Change in climate can also strengthen invasive plants and animals while weakening native species, officials say, which “may threaten the biodiversity and wildlife in Mississauga.”

Further down the road, officials say climate projections for Mississauga — and across Canada and the world — aren’t encouraging.

“Temperatures are trending warmer across all seasons. The average annual temperature is expected to increase by 3.4 degrees Celsius in the 2050s and 5.7 degrees Celsius in the 2080s,” officials say. “Rainfall is also expected to increase in volume and intensity, with more frequent and intense precipitation. Projections also include hotter summers, a decrease in snow during winter and the timing of seasons is expected to shift. Extreme events like lightning and thunderstorms, snowstorms, freezing rain, hail, powerful winds, droughts, wildfires, flooding and storm surges are expected to become more intense due to a warmer and hotter future climate.”

In the face of such “alarming projections,” Mississauga officials say everyone must take steps to reduce carbon emissions and adopt sustainable practices to mitigate the effects of climate change.

“Each of us has the power to turn things around with the choices we make to reduce our carbon footprint. Making informed choices is more important now than ever. Actions you take now can impact future generations, including your children, grandchildren and great-grandchildren,” city officials say.
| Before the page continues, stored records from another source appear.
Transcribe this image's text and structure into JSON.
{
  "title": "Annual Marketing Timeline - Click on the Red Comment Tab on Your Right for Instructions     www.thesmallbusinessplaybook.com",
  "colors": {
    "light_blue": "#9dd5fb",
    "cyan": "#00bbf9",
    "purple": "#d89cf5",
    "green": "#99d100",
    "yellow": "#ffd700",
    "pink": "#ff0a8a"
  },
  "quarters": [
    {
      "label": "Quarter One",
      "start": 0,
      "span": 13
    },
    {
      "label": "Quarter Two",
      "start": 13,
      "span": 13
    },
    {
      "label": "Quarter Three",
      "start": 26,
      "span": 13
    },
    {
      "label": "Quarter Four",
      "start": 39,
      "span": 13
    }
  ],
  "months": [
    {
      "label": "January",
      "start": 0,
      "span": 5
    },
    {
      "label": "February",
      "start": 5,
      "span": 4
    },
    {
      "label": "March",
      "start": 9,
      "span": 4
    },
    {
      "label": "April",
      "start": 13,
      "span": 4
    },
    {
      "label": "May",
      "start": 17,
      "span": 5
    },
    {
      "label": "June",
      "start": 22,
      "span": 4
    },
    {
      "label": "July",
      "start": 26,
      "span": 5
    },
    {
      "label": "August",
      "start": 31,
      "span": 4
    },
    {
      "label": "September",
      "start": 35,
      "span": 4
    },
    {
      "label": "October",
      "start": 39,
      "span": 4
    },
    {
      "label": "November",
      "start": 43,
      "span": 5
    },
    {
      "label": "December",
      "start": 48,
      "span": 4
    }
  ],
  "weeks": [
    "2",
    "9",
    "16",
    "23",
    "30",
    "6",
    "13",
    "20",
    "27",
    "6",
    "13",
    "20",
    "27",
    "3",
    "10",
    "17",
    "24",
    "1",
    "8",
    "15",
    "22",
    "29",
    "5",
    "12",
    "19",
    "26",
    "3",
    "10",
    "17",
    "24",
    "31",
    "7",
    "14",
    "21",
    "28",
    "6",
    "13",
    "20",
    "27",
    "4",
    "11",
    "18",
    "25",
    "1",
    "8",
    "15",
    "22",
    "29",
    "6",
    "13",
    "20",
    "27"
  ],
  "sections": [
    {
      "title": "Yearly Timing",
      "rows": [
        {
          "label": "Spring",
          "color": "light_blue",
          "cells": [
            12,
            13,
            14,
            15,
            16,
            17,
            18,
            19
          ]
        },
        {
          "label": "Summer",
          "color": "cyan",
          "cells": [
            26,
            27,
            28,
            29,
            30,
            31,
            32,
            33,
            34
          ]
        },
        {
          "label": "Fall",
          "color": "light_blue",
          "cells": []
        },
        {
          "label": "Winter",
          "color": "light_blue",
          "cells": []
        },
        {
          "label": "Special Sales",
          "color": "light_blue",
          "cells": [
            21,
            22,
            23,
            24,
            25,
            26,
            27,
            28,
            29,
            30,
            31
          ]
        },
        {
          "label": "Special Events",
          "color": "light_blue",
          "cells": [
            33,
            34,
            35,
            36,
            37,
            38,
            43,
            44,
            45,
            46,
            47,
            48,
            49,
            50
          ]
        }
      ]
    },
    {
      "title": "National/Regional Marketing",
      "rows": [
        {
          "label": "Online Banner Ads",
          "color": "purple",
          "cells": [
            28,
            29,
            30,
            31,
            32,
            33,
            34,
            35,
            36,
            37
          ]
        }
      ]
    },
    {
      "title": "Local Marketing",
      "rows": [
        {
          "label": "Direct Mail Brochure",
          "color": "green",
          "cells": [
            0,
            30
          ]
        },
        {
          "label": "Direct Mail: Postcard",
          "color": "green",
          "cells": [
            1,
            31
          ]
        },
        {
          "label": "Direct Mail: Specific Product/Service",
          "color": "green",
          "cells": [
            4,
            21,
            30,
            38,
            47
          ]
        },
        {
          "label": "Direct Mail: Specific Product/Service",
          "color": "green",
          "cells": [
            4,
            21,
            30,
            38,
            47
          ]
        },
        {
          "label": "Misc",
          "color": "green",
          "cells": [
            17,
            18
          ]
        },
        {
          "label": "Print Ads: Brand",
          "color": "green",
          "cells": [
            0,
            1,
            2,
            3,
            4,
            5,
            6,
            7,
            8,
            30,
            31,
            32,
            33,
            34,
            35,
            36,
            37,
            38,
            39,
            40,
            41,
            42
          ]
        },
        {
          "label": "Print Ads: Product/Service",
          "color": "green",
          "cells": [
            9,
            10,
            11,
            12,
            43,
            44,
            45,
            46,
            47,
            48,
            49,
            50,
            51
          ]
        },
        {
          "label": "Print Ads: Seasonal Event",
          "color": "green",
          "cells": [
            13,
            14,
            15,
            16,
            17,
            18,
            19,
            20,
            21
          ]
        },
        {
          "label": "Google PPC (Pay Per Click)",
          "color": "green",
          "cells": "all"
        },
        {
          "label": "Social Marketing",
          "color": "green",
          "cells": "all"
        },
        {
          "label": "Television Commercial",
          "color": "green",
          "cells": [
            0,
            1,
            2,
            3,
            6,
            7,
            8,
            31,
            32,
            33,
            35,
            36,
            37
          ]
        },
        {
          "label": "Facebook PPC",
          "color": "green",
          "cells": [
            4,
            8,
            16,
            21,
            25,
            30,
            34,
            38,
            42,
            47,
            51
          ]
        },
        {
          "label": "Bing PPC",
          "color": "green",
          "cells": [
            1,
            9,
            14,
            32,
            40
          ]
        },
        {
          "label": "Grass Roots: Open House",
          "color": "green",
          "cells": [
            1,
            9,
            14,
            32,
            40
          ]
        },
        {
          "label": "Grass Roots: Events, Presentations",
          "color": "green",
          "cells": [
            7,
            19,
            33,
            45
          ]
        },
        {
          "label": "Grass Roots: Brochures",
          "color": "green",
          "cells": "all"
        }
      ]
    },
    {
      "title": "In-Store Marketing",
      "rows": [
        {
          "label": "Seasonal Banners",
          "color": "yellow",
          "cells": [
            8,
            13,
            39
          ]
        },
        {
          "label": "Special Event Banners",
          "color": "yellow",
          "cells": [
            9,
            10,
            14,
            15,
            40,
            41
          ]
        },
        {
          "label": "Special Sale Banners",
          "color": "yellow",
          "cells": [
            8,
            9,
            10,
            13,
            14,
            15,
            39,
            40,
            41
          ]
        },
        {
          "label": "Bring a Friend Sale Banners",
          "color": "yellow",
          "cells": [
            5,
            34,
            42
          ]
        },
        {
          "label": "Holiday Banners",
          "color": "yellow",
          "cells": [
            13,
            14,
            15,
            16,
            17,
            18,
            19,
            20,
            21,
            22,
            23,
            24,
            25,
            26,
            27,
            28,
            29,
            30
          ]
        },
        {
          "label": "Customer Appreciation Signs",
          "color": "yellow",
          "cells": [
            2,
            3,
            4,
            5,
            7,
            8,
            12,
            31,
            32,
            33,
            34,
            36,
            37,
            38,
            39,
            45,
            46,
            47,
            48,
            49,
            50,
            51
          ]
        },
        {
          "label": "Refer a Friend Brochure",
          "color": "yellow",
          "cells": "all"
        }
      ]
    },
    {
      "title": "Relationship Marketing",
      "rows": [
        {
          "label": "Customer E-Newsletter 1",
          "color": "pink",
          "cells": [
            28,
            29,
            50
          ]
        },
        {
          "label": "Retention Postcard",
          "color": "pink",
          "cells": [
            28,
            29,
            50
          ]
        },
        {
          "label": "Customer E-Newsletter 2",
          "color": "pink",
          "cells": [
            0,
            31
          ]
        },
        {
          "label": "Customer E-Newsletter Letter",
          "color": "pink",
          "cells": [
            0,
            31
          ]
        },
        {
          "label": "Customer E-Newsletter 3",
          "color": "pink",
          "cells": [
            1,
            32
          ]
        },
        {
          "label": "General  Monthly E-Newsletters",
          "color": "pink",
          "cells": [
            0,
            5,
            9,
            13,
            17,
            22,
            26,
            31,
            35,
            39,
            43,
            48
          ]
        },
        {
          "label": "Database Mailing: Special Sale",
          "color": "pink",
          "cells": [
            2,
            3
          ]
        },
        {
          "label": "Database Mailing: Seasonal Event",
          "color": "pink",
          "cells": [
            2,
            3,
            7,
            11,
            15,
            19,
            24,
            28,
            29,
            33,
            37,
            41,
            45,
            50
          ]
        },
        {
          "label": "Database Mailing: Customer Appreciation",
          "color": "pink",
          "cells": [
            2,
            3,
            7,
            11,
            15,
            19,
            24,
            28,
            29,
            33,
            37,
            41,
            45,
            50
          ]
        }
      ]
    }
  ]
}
Such actions include switching to electric vehicles, using electric heat pumps for heating and cooling, using sustainable transportation like walking, biking or public transit, reducing your waste, shopping locally and eating more plant-based foods, officials suggest.

The City of Mississauga says 44 per cent of its budgeted projects this year will have some aspect of climate change mitigation and adaptation.

“These projects will include hybrid buses, park acquisitions, electric vehicle charging stations, bike lanes, sidewalks, buildings with solar panels, and more,” officials say. “This capital spending of almost $263 million will help advance Mississauga’s goal of achieving net zero (emissions).”

In addition, the city says it’s working with different levels of government, corporations, non-profit organizations, community partners and residents to mitigate climate change.

“These investments will lead to cleaner air, less traffic and healthier neighbourhoods,” city officials predict.

In December 2022, Mayor Bonnie Crombie spoke about the importance of efforts to curb climate change, saying Mississauga must accelerate efforts to decrease its carbon footprint or face devastating consequences down the road that will include more severe and frequent storms and flooding.

“The impacts of climate change can be felt in Mississauga and we’ve already seen warmer temperatures, extreme storm events and increased flooding right in our own backyard,” she said at the time.

Earlier in 2022, a climate change report from the United Nations Intergovernmental Panel on Climate Change sounded the alarm on climate change impacts, adaptation and vulnerability.

In essence, it said communities around the world including Mississauga and Brampton are looking at a dramatic increase in the number of extreme heat days in the near future.

“Mississauga is vulnerable to climate change, and time is not on our side. We have witnessed more extreme and frequent climate-related events in the last several years. If we don’t take action now, things will only worsen,” Jodi Robillos, the city’s commissioner of community services, said at the time.

In 2019, the City of Mississauga declared a climate emergency because climate change is taking a toll on people, health, infrastructure, services and ecosystems, officials said.

Mississauga’s 10-year Climate Change Action Plan was endorsed by City council in 2019 and sets out to decrease the city’s carbon footprint and prepare for the effects of a changing climate.